= Scott Litt =

American record producer

Scott Warren Litt (born March 10, 1954) is an American record producer who mostly works with artists in the alternative rock genre and is best known for producing six R.E.M. albums in the late 1980s and early to mid-1990s during the band's most successful period.

==Biography==
Litt began as an engineer in the late 1970s, working on recordings by Ian Hunter and Carly Simon. He made his debut as a producer with The dB's Repercussion album in 1982, going on to work with Chris Stamey, Matthew Sweet, and Beat Rodeo. His breakthrough as a producer came in 1987 with R.E.M.'s Document album. Litt had first worked with the band on the track "Romance" for a film soundtrack, and went on to enjoy a long and successful association with the band which included production of their albums Green (1988), Out of Time (1991), Automatic for the People (1992), Monster (1994) and New Adventures in Hi-Fi (1996). In 1997, R.E.M. and Litt discontinued their collaboration.

Apart from R.E.M., the most commercially successful act Litt worked with was Nirvana, for whom he mixed the singles "Heart-Shaped Box" and "All Apologies" from the 1993 album In Utero, and the posthumous release MTV Unplugged in New York (1994). Litt also remixed "Pennyroyal Tea" and the remix was set to be released on the single, but the single was retracted shortly after Kurt Cobain's death. His remix can be found on Wal-Mart and Kmart versions of In Utero as well as Nirvana, Nirvana's greatest hits collection. In 1999 and the 2000s, Litt worked with Incubus to produce two of their records Make Yourself (1999) and Morning View (2001). Litt also mixed songs for Hole including "Miss World", "Asking For It", "Jennifer's Body", and "Softer, Softest" off their album Live Through This.
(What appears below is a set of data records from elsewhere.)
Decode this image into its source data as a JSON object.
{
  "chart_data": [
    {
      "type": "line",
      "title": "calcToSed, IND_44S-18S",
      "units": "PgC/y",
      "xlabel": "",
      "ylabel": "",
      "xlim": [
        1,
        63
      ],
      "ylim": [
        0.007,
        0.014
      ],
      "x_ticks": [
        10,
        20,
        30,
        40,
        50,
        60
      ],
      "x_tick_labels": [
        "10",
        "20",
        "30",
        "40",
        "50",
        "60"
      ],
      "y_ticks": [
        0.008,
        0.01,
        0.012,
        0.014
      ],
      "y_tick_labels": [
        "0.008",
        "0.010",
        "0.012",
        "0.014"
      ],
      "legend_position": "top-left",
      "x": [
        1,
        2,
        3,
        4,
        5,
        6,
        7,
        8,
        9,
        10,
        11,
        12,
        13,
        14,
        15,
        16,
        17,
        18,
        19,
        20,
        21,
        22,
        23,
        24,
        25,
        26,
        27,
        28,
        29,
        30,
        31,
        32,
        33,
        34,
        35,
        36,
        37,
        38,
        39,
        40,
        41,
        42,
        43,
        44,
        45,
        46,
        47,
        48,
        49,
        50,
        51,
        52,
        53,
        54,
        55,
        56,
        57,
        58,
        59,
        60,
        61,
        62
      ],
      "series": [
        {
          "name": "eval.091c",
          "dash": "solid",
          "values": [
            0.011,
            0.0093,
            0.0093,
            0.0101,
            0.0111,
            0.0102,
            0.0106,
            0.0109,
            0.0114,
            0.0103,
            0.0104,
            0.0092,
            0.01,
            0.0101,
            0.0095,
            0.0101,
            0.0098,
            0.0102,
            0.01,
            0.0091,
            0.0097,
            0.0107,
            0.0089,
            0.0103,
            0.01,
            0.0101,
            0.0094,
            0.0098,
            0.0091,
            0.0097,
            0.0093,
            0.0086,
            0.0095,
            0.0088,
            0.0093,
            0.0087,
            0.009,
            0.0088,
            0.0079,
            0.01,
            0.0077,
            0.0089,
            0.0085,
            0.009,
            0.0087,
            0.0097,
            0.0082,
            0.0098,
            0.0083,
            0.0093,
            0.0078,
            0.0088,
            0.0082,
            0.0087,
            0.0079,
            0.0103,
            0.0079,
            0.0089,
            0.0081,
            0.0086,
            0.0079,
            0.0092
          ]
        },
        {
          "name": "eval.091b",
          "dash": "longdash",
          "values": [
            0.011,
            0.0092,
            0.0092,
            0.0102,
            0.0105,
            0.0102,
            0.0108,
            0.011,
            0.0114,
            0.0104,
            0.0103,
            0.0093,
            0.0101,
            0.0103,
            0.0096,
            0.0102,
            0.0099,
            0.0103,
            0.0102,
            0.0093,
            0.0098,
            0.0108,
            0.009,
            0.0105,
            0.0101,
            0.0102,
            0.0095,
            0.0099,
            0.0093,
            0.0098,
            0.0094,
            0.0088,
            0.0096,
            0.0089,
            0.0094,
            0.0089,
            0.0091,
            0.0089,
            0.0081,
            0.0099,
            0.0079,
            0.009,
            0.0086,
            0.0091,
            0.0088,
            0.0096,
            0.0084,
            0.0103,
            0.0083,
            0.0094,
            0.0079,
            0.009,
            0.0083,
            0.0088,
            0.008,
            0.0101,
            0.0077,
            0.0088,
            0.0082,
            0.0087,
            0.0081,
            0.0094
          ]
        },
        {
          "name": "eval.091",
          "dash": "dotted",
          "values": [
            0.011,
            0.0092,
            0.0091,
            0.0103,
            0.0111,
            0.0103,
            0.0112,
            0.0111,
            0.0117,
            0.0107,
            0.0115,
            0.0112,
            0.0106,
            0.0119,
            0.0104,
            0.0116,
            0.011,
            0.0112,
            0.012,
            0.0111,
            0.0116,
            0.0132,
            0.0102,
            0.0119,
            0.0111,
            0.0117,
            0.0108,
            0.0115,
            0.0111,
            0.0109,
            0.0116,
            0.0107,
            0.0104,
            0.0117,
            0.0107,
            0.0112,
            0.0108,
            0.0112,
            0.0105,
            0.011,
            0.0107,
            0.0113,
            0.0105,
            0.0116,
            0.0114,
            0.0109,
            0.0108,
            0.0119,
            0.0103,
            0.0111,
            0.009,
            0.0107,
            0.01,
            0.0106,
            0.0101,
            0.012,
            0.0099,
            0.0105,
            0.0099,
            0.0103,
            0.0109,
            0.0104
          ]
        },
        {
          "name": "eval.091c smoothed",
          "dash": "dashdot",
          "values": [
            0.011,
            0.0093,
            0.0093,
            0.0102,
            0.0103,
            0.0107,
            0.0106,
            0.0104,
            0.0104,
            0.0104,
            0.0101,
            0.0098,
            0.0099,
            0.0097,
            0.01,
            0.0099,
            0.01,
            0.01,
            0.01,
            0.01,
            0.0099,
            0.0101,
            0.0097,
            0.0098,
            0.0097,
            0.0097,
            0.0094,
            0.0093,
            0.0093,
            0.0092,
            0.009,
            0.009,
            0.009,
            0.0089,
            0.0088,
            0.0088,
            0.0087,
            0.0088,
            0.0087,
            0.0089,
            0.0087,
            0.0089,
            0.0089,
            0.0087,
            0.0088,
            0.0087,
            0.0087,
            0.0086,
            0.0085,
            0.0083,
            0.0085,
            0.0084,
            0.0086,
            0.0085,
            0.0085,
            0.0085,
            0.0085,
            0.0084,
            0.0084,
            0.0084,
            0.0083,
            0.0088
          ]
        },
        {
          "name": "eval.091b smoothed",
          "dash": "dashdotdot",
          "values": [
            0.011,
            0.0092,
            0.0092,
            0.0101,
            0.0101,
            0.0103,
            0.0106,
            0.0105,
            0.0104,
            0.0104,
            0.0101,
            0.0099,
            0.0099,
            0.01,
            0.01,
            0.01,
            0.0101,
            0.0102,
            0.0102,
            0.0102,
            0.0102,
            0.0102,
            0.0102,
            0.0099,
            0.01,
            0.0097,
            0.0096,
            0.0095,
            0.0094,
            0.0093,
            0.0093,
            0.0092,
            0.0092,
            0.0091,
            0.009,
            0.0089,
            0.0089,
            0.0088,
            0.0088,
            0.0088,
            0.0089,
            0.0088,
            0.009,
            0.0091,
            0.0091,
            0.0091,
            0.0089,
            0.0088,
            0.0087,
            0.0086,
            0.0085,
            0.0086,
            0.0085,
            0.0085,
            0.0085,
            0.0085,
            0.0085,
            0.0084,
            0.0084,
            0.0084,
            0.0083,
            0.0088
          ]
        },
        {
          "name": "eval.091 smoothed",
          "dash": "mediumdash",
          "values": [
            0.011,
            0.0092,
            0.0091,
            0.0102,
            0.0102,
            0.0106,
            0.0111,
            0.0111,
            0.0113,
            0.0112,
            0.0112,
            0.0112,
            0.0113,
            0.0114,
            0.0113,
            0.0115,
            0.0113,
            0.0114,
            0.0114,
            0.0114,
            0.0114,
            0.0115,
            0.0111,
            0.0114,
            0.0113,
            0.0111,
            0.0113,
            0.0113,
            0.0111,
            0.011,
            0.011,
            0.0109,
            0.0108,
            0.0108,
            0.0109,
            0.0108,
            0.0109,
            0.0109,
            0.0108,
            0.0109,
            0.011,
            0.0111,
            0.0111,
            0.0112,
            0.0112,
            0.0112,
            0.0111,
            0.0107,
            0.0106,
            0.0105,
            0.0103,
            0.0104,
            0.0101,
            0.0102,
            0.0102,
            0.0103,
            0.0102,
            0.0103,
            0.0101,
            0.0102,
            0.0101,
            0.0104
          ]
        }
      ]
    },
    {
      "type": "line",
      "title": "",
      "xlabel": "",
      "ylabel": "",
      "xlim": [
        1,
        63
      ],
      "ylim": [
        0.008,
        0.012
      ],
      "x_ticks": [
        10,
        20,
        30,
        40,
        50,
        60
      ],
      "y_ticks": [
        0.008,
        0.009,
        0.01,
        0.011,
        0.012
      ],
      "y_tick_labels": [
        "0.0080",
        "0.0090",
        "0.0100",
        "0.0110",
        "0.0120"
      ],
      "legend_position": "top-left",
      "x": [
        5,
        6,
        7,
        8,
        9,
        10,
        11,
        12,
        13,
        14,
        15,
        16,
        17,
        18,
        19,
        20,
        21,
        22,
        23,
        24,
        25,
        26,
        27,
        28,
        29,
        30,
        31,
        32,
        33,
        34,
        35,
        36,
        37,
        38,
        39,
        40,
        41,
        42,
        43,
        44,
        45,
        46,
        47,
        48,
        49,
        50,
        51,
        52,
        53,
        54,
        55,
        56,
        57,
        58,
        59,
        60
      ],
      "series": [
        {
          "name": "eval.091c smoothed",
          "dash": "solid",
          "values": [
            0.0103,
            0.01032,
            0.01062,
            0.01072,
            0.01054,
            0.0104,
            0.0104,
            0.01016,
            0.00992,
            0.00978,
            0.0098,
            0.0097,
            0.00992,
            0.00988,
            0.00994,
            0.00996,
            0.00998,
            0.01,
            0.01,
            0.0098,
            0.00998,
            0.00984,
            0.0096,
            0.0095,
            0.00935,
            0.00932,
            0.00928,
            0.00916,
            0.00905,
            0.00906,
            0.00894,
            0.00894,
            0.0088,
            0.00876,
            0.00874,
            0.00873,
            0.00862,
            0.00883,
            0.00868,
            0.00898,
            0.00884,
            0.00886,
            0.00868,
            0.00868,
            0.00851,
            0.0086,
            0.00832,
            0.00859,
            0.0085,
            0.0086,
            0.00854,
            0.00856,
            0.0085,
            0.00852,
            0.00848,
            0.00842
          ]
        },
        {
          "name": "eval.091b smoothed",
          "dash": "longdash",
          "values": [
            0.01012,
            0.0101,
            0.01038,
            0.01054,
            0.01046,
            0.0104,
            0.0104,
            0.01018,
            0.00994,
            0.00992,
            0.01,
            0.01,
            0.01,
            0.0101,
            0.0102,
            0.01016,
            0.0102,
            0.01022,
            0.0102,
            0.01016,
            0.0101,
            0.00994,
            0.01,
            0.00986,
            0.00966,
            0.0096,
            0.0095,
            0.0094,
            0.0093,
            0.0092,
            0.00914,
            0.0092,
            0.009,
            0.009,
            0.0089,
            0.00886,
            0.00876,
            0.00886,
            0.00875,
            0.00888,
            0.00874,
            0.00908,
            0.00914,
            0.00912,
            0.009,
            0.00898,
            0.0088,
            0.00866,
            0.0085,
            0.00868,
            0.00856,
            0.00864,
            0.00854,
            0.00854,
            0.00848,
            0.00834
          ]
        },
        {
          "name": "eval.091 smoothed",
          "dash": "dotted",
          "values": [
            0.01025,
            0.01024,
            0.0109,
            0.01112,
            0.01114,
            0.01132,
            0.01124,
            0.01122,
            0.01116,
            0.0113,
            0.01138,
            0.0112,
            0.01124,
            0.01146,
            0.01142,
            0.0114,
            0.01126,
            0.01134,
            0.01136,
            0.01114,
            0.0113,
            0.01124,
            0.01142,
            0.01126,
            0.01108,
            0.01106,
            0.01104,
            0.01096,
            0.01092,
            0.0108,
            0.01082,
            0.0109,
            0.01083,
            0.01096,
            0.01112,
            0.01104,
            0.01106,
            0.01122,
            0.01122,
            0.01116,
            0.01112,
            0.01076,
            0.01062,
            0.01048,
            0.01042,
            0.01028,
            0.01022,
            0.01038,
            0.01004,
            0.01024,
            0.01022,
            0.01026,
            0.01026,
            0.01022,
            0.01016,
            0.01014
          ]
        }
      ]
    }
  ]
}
He has also worked for Liz Phair, Juliana Hatfield, the Indigo Girls, Paul Kelly, New Order, The Replacements, Patti Smith (Dream of Life), The Woodentops (Wooden Foot Cops on the Highway), That Petrol Emotion (Chemicrazy), Counting Crows, Days of the New, The Get Up Kids, Ziggy Marley and Alela Diane.

Litt also started his own label, Outpost Recordings, initially in partnership with IRS Records employee Mark Williams, and funded and distributed by Geffen Records.